# Preparing structured data for SQLite : Oscars ceremonies

In [24]:
import pandas as pd

In [25]:
#Read csv
academy_awards = pd.read_csv('academy_awards.csv', encoding = "ISO-8859-1")

In [26]:
#Print the first rows
academy_awards.head()

Unnamed: 0,Year,Category,Nominee,Additional Info,Won?,Unnamed: 5,Unnamed: 6,Unnamed: 7,Unnamed: 8,Unnamed: 9,Unnamed: 10
0,2010 (83rd),Actor -- Leading Role,Javier Bardem,Biutiful {'Uxbal'},NO,,,,,,
1,2010 (83rd),Actor -- Leading Role,Jeff Bridges,True Grit {'Rooster Cogburn'},NO,,,,,,
2,2010 (83rd),Actor -- Leading Role,Jesse Eisenberg,The Social Network {'Mark Zuckerberg'},NO,,,,,,
3,2010 (83rd),Actor -- Leading Role,Colin Firth,The King's Speech {'King George VI'},YES,,,,,,
4,2010 (83rd),Actor -- Leading Role,James Franco,127 Hours {'Aron Ralston'},NO,,,,,,


In [27]:
awards = academy_awards

In [28]:
awards["Unnamed: 5"].value_counts()

*                                                                                                               7
 error-prone measurements on sets. [Digital Imaging Technology]"                                                1
 resilience                                                                                                     1
 D.B. "Don" Keele and Mark E. Engebretson has resulted in the over 20-year dominance of constant-directivity    1
 discoverer of stars                                                                                            1
Name: Unnamed: 5, dtype: int64

In [29]:
awards["Unnamed: 6"].value_counts()

*                                                                   9
 sympathetic                                                        1
 flexibility and water resistance                                   1
 direct radiator bass style cinema loudspeaker systems. [Sound]"    1
Name: Unnamed: 6, dtype: int64

In [30]:
awards["Unnamed: 7"].value_counts()

*                                                     1
 while requiring no dangerous solvents. [Systems]"    1
 kindly                                               1
Name: Unnamed: 7, dtype: int64

In [31]:
awards["Unnamed: 8"].value_counts()

*                                                 1
 understanding comedy genius - Mack Sennett.""    1
Name: Unnamed: 8, dtype: int64

In [32]:
#Get the year of the ceremony only for each row
awards["Year"] = awards["Year"].str[0:4]

In [33]:
#Convert the year to integers
awards["Year"] = awards["Year"].astype(int)

In [34]:
#Focus on post-2000 ceremonies
later_than_2000 = awards[awards["Year"] > 2000]

In [35]:
#Focus on the award categories listed in award_categories
award_categories = ["Actor -- Leading Role", "Actor -- Supporting Role", "Actress -- Leading Role", "Actress -- Supporting Role"]
nominations = later_than_2000[later_than_2000["Category"].isin(award_categories)]

In [36]:
#SQL does not handle text data very good.

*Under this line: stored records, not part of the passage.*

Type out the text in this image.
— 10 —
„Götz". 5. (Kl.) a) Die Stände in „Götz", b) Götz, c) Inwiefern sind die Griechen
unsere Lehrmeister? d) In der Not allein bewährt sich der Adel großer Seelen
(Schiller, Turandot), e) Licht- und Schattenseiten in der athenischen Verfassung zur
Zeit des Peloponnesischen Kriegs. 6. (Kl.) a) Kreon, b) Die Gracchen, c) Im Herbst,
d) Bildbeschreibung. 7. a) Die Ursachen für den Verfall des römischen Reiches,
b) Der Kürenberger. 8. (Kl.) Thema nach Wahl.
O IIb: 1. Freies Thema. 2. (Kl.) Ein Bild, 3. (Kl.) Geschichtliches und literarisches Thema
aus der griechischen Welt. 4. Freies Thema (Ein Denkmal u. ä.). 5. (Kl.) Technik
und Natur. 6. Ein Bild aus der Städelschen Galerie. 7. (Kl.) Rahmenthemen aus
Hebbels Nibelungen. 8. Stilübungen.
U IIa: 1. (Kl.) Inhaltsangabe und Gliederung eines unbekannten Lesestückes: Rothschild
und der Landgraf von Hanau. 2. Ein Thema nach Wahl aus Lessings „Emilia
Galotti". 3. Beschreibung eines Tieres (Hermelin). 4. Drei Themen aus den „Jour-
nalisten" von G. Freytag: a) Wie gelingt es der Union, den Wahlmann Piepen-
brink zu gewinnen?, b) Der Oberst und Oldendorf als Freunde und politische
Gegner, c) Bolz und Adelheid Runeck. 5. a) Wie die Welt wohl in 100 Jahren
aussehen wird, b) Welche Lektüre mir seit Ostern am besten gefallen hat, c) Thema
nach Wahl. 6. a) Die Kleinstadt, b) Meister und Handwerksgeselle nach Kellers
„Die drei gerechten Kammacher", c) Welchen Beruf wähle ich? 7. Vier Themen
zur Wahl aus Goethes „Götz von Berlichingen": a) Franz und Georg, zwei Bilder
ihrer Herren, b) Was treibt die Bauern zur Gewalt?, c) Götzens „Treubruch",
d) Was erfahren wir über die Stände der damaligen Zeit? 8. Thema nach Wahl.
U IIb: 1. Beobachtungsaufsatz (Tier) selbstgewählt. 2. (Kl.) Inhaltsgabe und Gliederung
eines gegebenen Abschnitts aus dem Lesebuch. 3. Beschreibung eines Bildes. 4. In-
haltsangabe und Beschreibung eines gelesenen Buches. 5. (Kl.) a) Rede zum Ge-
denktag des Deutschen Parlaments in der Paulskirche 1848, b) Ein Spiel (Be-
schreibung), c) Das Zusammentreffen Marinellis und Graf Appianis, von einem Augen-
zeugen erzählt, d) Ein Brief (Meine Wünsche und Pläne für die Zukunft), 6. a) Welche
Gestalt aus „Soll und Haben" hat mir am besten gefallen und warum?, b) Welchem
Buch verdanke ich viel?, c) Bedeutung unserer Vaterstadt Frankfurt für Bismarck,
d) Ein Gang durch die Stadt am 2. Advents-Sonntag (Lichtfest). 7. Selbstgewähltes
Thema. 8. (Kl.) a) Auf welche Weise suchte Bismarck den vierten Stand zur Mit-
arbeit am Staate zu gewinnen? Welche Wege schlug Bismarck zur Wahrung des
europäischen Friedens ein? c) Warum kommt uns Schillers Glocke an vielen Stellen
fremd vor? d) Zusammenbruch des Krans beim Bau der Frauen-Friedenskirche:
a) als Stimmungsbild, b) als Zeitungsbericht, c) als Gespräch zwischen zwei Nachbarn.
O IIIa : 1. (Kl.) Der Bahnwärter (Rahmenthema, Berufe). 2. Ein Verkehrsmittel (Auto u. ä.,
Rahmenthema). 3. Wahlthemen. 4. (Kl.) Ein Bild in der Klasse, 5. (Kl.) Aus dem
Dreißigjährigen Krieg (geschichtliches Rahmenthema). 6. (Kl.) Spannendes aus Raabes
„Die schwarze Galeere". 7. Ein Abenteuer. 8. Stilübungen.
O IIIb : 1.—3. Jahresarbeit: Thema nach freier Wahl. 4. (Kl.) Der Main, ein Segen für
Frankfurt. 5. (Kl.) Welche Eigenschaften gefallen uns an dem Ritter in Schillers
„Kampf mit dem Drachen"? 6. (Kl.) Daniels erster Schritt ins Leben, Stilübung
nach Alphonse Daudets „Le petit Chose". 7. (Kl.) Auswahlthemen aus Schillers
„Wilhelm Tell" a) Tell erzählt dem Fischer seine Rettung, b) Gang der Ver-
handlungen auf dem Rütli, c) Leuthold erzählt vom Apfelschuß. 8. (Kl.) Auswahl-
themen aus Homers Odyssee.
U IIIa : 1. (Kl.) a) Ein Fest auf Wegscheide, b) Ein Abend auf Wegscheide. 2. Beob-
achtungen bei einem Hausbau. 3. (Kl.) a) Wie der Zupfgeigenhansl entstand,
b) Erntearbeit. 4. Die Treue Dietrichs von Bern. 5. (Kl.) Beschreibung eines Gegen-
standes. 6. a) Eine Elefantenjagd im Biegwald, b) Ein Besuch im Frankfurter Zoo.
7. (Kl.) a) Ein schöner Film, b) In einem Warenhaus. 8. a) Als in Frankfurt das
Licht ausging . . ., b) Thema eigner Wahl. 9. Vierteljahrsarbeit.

Thus, we want to convert "YES" or "NO" values to 0 or 1.
replace_dict = {"YES": 1, "NO": 0}
nominations["Won?"] = nominations["Won?"].map(replace_dict)

A value is trying to be set on a copy of a slice from a DataFrame.
Try using .loc[row_indexer,col_indexer] = value instead

See the caveats in the documentation: http://pandas.pydata.org/pandas-docs/stable/indexing.html#indexing-view-versus-copy
  app.launch_new_instance()


In [37]:
#Convert the "WON?" column to "WON" for better reading
nominations["Won"] = nominations["Won?"]

A value is trying to be set on a copy of a slice from a DataFrame.
Try using .loc[row_indexer,col_indexer] = value instead

See the caveats in the documentation: http://pandas.pydata.org/pandas-docs/stable/indexing.html#indexing-view-versus-copy
  from ipykernel import kernelapp as app


In [38]:
#Drop all the columns listed below

liste = ["Won?", 
"Unnamed: 5",
"Unnamed: 6",
"Unnamed: 7",
"Unnamed: 8",
"Unnamed: 9",
"Unnamed: 10"]

final_nominations = nominations.drop(liste, axis=1)

In [39]:
#Additionnal info contains the name of the movie and the name of the character in brackets. We want to separate these
#informations in two separate columns

final_nominations["additional_info_one"] = final_nominations["Additional Info"].str.rstrip("}")
final_nominations["additional_info_two"] = final_nominations["additional_info_one"].str.split(" {")
final_nominations["movies_name"] = final_nominations["additional_info_two"].str[0]
final_nominations["character"] = final_nominations["additional_info_two"].str[1]

In [40]:
#Dropper additionnal info columns

final_nominations = final_nominations.drop(["additional_info_one", "additional_info_two", "Additional Info"], axis=1)

In [41]:
#The movie's characters are in brackets. We use pandas' string method to replace brackets by blank spaces.

final_nominations["character"] = final_nominations["character"].str.replace("'", "")

In [42]:
import sqlite3 #import sqlite
conn = sqlite3.connect("nominations.db") #Create a connexion instance "conn" that is connected to our database
#nominations

In [47]:
#Create a nominations table from the final_nominations dataframe using our connexion to database.
#final_nominations.to_sql("nominations", conn, index=False)

In [44]:
#To verify our table was succesfully created, we print the table infos.

query = "pragma table_info(nominations)"
conn.execute(query).fetchall()

[(0, 'Year', 'INTEGER', 0, None, 0),
 (1, 'Category', 'TEXT', 0, None, 0),
 (2, 'Nominee', 'TEXT', 0, None, 0),
 (3, 'Won', 'INTEGER', 0, None, 0),
 (4, 'movies_name', 'TEXT', 0, None, 0),
 (5, 'character', 'TEXT', 0, None, 0)]

In [45]:
#AND we print the first 10 rows

query = '''SELECT* FROM nominations
LIMIT 10;'''
result = conn.execute(query).fetchall()

In [46]:
#Close the connexion to the database.

conn.close()